= Charlotte Reather =

English comedy writer, performer and journalist

Charlotte Reather is an English comedy writer, performer and journalist.

==Personal life==
Educated at The Cheltenham Ladies’ College, Reather went on to study English literature at Kingston University. She is married to Edward Moorhouse, a Royal Marines officer. They have two children.

==Career==
Reather started her career in comedy at the Institute of Contemporary Arts, featuring well-known performers such as Simon Munnery, Stewart Lee and Lee Mack. She has written for Newsrevue, the renowned comedy troupe based in London, writing material for their Edinburgh Festival show, which received 5 star reviews.

She co-wrote and starred in the 'GUM!GUM!' comedy sketches featuring National Youth Theatre contemporaries Beth Winslet and Marc Elliot and directed by Robert Llewellyn.

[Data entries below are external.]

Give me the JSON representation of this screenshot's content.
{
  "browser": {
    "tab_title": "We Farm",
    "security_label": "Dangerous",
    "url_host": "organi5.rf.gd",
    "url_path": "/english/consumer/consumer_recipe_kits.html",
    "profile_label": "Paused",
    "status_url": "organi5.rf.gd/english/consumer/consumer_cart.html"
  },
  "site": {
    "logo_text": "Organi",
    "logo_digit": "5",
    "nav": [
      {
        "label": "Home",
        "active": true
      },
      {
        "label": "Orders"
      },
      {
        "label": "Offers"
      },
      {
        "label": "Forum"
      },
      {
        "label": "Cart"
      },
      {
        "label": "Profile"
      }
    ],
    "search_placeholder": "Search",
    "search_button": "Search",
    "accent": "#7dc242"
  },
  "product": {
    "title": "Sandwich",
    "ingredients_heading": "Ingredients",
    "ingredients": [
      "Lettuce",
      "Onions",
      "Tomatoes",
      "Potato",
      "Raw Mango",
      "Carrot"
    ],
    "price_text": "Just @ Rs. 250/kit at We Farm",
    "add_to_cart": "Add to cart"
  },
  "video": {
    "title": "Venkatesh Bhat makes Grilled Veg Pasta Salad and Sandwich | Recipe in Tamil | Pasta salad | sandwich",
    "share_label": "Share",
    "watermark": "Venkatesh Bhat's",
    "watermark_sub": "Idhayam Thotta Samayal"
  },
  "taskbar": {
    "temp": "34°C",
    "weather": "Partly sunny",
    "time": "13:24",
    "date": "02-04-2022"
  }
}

This led to a pilot called 'Dirty Posh Girls' commissioned by Channel X and Fremantle. During that time Reather performed her stand up character 'Henrietta Arden-Bibby' on the circuit from 2008–2010, appearing in The Groucho Club Gang Show with Rich Fulcher from The Mighty Boosh.

Reather worked on The Bill, Dispatches and Channel 4 News. In 2004, she took part in a ‘life-swap’ for ITV1’s reality series 'Poor Little Rich Girls' and appeared on GMTV. Charlotte was host of Society Chatshow with Lady Colin Campbell and interviewed Jilly Cooper, Stefanie Powers, Sharron Davies.

She also co-presented ‘Result’ for Sky & Granada with Sacha Baron Cohen and has presented on the US network WE: Women's Entertainment and The Biography Channel for 'How to Marry a Prince.' She also made an appearance in 'Robsessed'.

She is a regular columnist and writer for NFU Countryside Magazine penning the popular column 'Charlie's Challenges' where she tries a new country craft or skill every month. She is a former humorous columnist for The Field Magazine (Wild Life 2008–2012) and occasional columnist for Country Life. She contributes to The Daily Mail, The Mail on Sunday, Sunday Express The Daily Telegraph, The Washington Post, Woman & Home, Tatler etc.

Reather wrote Extreme Fishing with Robson Green based on the successful IWC Media and Channel Five television programme, Extreme Fishing with Robson Green, published by Simon and Schuster. The book reached Number One on The Sunday Times Bestsellers list in 2013.

Reather writes a comedy blog on marriage and motherhood - Vanessa Wilde and is turning her hand at fiction.